Kasus tax evasion harus melalui proses penyelidikan atau audit perpajakan oleh pejabat berwenang. Apakah ada unsur kesengajaan atau tidak yang dapat menimbulkan sanksi denda atau pidana.

Hukum Tindakan Pelanggaran Pajak di Indonesia

Seperti yang telah dibahas sebelumnya, tax evasion atau penggelapan pajak dianggap sebagai tindakan melanggar hukum.

Lantas, bagaimana aturannya di Indonesia?

Hukum tindak pelanggaran perpajakan di Indonesia sendiri diatur dalam Pasal 38 dan 39 Undang-Undang Ketentuan Umum dan Tata Cara Perpajakan.

Dalam Undang-Undang tersebut apabila Wajib Pajak tidak menyampaikan SPT atau telah menyampaikan SPT yang isinya tidak benar atau tidak lengkap maka Wajib Pajak dikenakan sanksi denda setinggi-tingginya sebesar dua kali jumlah pajak terutang.

Apabila ternyata terdapat unsur pidana di dalamnya, maka Wajib Pajak dikenakan kurungan selama-lamanya satu tahun penjara.

Sedangkan pada Pasal 39, dijelaskan juga apabila Wajib Pajak dengan sengaja melakukan:

  • Tidak mendaftarkan diri atau menyalahgunakan Nomor Pokok Wajib Pajak
  • Tidak melaporkan usahanya untuk dikukuhkan sebagai Pengusaha Kena Pajak
  • Tidak menyampaikan Surat Pemberitahuan atau menyampaikannya namun isi di dalamnya tidak sesuai/tidak lengkap
  • Menolak untuk dilakukan audit atau pemeriksaan
  • Memperlihatkan pembukuan, pencatatan, atau dokumen lain yang palsu atau dipalsukan dan/atau tidak menggambarkan keadaan yang sebenarnya
  • Tidak menyelenggarakan pembukuan atau pencatatan di Indonesia
  • Tidak menyimpan buku, catatan, atau dokumen yang menjadi dasar pembukuan atau pencatatan.
  • Tidak menyetorkan pajak yang telah dipotong atau dipungut.

Maka Wajib Pajak dapat dipidana paling singkat 6 bulan dan paling lama 6 tahun dengan denda sekurang-kurangnya 2 kali jumlah pajak terutang dan paling banyak 4 kali jumlah pajak terutang.

Untuk menimbulkan efek jera, apabila Wajib Pajak terbukti melakukan tindak pidana perpajakan sebelum lewat satu tahun sejak selesainya menjalani sebagian atau seluruh pidana penjara, maka Wajib Pajak akan dikenakan sanksi lebih berat menjadi dua kali sanksi pidana yang dijatuhkan.

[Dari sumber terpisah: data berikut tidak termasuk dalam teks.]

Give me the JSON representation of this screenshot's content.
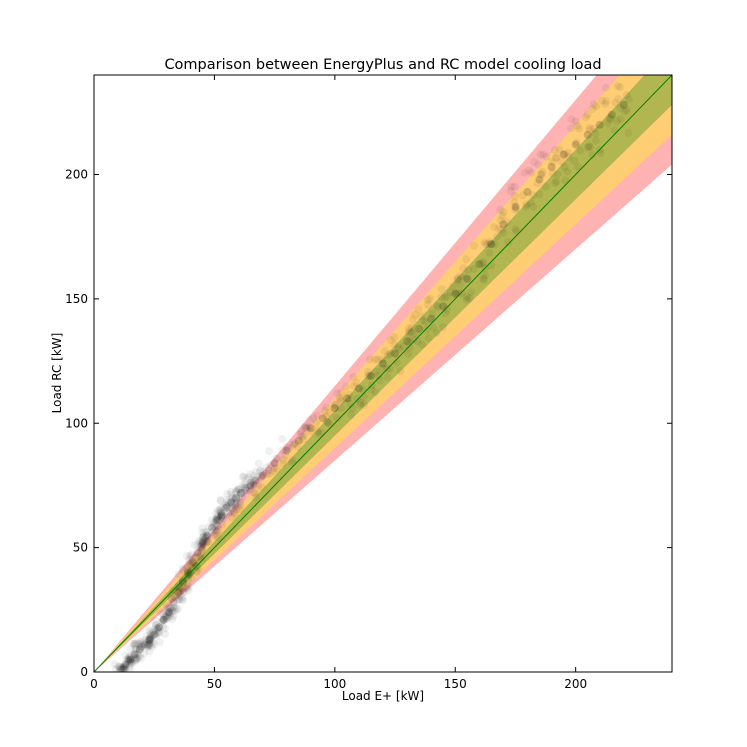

Faktor yang Memengaruhi Tax Evasion

Ada pepatah kuno yang mengatakan, “Tak seorang pun senang membayar pajak

Melalui kutipan sederhana itu dapat diketahui bahwa secara naluri orang-orang sejatinya enggan membayar pajak karena dianggap sebagai beban tambahan.

Hal itu juga disepakati oleh Deborah Brautigam dalam bukunya Taxation and State-Building in Developing Country yang diterbitkan pada tahun 2008.

Menurutnya, pungutan pajak kepada masyarakat selalu bersifat quasi-voluntary.

Dengan kata lain, meski sifatnya sukarela tapi kesukarelaan tersebut memiliki unsur paksaan yang berasal dari undang-undang.

Sehingga tidak heran, jika dalam perkembangannya dunia perpajakan mengenal istilah tax evasion.

Analisis Penyebab Tax Evasion

Ada banyak studi yang menjelaskan kenapa entitas Wajib Pajak melakukan Tax Evasion. Salah satu studi yang paling umum adalah kaitannya dengan tax morale.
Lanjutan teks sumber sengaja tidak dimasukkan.